B. Est-ce que la SAR a imposé aux demandeurs un fardeau trop lourd dans l’analyse de leur risque prospectif?

[25] Les demandeurs soutiennent que la SAR leur a imposé un fardeau trop lourd dans son évaluation de la capacité et de la motivation des agents de persécution à les rechercher dans les villes proposées. La SAR aurait appliqué la norme de la balance des probabilités, alors qu’une crainte de préjudice peut justifier l’octroi de l’asile même si la probabilité qu’elle se matérialise est inférieure à 50 %. À l’appui de cet argument, les demandeurs citent les motifs du juge Grammond dans l’affaire Gomez Dominguez c Canada (Citoyenneté et Immigration), 2020 CF 1098, au paragraphe 29 :

Les événements futurs ne sont pas des événements que l’on prouve, mais plutôt des événements que l’on craint. Cette crainte justifie l’asile même si la probabilité de réalisation de l’événement est inférieure à 50 p. cent.
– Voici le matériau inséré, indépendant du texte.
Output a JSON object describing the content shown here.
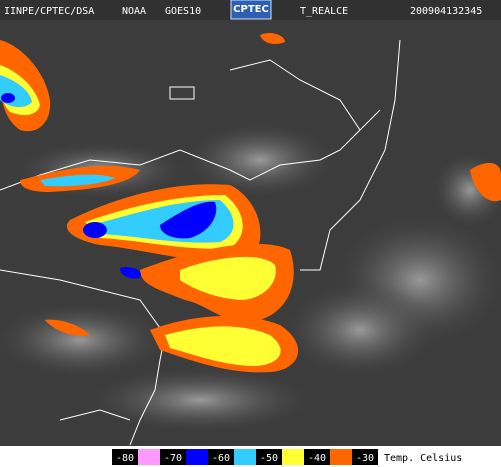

[26] La SAR auraient commis la même erreur lorsqu’elle conclut, au paragraphe 28 de ses motifs, que « la conclusion de la SPR voulant que lappelant nait pas démontré, selon la prépondérance des probabilités, que ses agents de préjudice ont aujourd’hui de lintérêt à son égard jusquà le rechercher dans les PRI proposées, [est] tout à fait correcte ».

[27] Subsidiairement, les demandeurs plaident que la SAR ne peut, en l’absence de preuve suffisante, conclure à l’existence d’un refuge intérieur uniquement parce que les demandeurs d’asile ne se sont pas acquittés de leur fardeau de preuve.

[28] À nouveau, je ne peux retenir la position des demandeurs.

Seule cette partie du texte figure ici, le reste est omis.